A porta se abre. Uma cama Gurney sai zumbindo, sem ninguém para empurrá-la, faz a curva em duas rodas e desaparece, soltando fumaça, pelo corredor acima. McMurphy observa levarem o último para dentro e fecharem a porta.
– O que eles fazem é – McMurphy ouve um momento – levar um cara qualquer lá para dentro e ligar eletricidade através do cérebro dele?
– Esta é uma forma concisa de descrevê-lo.
– Mas para que, diabo?
– Ora, para o bem do paciente, é claro. Tudo que é feito aqui é para o bem do paciente. Você às vezes pode ter a impressão, por ter vivido apenas na nossa ala, de que o hospital é um vasto mecanismo eficiente que funcionaria muito bem se o paciente não fosse obrigado a viver nele, mas isso não é verdade. A TE não é usada sempre como medida punitiva, como a nossa enfermeira usa, e tampouco é puro sadismo por parte do pessoal. Uma quantidade considerável de supostos irrecuperáveis foi trazida de volta ao contato com choques, exatamente como uma quantidade de outros foi ajudada com lobotomia. O tratamento de choque, tem algumas vantagens; é barato, rápido, inteiramente indolor. Ele simplesmente induz um acesso.
– Que vida! – geme Sefelt. – Dão comprimidos a alguns de nós para acabar um acesso, dão choque no resto para começar outro.
Harding inclina-se para a frente para explicar a McMurphy.
– Foi assim que começou: dois psiquiatras estavam visitando um matadouro, Deus sabe por que razão perversa, e observavam o gado ser morto por uma pancada, entre os olhos, dada com uma marreta. Notaram que nem todos morriam. Alguns caíam no chão num estado que se assemelhava muito a uma convulsão epilética. "Ah, azim"', diz o primeiro médico. "Izo é exatamente o que nós precisamos para os nozos pacientes: o azesso induzido." O colega concordou, é claro. Sabia-se que homens saindo de uma convulsão epilética normalmente se inclinavam a ficar mais calmos e mais tranqüilos durante algum tempo, e que os casos violentos, completamente fora de contato com a realidade, eram capazes de ter conversas racionais depois de uma convulsão.

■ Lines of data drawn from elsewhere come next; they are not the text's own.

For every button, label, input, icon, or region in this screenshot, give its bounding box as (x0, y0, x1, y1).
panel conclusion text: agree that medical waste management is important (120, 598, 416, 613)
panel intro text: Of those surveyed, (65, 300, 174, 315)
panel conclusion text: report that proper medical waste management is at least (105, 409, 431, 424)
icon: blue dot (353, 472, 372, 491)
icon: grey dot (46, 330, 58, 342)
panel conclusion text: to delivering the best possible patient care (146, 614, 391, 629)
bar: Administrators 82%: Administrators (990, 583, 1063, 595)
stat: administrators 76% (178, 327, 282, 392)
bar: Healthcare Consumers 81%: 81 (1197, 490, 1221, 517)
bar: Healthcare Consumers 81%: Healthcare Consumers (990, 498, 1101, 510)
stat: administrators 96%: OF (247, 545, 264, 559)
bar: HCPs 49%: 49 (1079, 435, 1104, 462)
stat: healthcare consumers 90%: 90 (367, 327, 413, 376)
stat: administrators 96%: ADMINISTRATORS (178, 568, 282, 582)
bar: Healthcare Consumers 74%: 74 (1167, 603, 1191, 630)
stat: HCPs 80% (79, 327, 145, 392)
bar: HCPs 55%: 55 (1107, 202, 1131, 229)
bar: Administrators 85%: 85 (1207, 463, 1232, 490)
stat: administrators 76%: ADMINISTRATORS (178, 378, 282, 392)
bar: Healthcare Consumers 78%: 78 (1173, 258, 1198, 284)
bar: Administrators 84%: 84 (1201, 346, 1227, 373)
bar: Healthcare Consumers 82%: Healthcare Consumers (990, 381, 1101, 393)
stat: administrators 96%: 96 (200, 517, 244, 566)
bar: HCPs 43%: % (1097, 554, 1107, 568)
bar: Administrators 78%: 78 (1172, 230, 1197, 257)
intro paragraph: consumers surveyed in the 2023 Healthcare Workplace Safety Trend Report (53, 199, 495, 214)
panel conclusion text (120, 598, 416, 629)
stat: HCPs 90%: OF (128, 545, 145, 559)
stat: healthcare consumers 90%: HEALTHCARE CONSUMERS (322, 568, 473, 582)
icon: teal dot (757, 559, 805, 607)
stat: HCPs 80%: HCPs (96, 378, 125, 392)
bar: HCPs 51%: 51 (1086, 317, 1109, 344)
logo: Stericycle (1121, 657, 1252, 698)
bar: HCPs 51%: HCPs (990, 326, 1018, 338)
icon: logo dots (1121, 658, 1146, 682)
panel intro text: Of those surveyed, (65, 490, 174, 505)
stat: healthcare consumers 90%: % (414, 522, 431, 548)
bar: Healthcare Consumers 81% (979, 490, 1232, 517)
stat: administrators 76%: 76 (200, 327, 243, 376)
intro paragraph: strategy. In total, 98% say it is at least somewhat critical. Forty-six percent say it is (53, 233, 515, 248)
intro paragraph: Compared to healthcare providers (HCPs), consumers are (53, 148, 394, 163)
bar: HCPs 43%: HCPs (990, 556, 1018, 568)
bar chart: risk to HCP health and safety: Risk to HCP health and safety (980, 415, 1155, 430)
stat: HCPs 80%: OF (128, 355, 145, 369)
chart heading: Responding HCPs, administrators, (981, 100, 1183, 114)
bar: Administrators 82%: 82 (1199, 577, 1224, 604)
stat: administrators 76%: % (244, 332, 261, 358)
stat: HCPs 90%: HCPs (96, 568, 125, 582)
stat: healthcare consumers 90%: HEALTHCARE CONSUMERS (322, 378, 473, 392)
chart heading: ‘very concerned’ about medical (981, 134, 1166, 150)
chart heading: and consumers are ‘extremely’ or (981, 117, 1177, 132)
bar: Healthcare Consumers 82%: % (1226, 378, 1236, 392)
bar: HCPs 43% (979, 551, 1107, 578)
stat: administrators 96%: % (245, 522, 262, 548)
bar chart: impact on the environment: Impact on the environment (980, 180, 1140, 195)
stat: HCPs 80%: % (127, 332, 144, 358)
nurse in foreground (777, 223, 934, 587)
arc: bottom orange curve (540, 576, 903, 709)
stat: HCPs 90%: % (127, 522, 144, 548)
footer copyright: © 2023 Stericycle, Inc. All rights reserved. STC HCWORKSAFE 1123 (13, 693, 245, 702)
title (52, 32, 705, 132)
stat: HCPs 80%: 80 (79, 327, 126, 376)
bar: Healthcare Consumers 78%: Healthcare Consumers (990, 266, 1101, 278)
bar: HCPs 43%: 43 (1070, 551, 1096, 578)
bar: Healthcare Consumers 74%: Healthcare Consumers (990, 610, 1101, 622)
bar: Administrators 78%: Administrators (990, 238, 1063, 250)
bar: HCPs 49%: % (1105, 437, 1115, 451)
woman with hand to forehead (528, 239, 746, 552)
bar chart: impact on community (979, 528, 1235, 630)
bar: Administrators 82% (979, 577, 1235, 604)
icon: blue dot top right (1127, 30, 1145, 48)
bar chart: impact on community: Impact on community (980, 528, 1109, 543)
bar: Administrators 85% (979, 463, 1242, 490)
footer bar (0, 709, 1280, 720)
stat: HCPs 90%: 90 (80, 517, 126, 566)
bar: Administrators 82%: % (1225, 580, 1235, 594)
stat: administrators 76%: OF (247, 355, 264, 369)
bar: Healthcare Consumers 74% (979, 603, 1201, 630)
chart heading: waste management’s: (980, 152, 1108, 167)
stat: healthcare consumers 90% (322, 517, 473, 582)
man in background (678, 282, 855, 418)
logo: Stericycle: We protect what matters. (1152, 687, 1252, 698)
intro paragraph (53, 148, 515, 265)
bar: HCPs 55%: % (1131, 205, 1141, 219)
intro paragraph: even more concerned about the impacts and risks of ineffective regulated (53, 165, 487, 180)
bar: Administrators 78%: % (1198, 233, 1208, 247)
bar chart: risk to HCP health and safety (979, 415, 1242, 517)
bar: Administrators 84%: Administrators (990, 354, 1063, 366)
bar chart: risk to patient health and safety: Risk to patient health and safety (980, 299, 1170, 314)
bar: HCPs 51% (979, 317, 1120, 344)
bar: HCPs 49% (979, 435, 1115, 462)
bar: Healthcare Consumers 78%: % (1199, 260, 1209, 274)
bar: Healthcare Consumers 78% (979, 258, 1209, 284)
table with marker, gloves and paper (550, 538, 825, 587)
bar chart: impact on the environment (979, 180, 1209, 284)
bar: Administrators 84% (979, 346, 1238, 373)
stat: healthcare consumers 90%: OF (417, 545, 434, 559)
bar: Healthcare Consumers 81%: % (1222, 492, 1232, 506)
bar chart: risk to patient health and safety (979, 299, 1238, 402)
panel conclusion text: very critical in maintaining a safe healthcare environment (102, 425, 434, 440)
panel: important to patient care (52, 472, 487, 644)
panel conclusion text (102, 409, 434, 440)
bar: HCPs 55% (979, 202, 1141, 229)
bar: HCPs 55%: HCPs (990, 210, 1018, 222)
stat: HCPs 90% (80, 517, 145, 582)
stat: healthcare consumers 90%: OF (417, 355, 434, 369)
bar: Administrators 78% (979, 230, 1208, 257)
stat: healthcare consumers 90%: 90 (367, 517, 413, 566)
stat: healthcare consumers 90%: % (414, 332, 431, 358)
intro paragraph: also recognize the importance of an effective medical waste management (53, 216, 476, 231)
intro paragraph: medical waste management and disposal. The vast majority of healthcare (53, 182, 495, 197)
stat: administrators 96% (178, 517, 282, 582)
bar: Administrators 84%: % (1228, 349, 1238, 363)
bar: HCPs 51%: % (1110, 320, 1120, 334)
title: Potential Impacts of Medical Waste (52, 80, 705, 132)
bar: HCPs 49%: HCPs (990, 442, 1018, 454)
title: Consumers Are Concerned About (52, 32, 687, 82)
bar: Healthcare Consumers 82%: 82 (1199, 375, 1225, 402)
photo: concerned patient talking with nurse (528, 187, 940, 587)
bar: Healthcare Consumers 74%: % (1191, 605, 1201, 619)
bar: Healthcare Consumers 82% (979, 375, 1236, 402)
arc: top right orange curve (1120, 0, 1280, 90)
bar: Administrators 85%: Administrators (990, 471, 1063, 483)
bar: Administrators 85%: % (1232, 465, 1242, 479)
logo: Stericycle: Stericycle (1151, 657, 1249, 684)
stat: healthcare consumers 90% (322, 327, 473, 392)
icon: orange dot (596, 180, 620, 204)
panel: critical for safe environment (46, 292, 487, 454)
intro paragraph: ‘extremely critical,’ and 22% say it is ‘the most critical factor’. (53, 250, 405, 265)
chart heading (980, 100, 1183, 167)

Não, ninguém sabia por quê; e ainda não sabem. Mas era óbvio que, se um acesso pudesse ser induzido em não epiléticos, poderiam advir grandes benefícios. E ali, diante deles, estava um homem induzindo acessos regularmente, e com uma serenidade notável.
Scanlon diz que pensava que o cara usava um martelo em vez de uma bomba, mas Harding nem toma conhecimento do que ele diz e continua com a explicação.
– Uma marreta é o que o açougueiro usava. E foi com relação a isso que o colega tinha certas reservas. Afinal, um homem não era uma vaca. E depois, a marreta poderia errar o alvo e quebrar um nariz. Até arrancar uma porção de dentes. Então como é que eles ficariam com o alto custo do tratamento dentário? Se iam bater na cabeça de um homem, precisavam usar alguma coisa mais segura e mais precisa do que uma marreta; finalmente se decidiram pela eletricidade.
– Jesus, não pensaram que poderiam causar algum dano? O público não fez um escarcéu por causa disso?
– Não creio que você tenha compreendido bem o público, meu amigo; neste país, quando alguma coisa não funciona, a maneira mais rápida de consertá-la é sempre a melhor.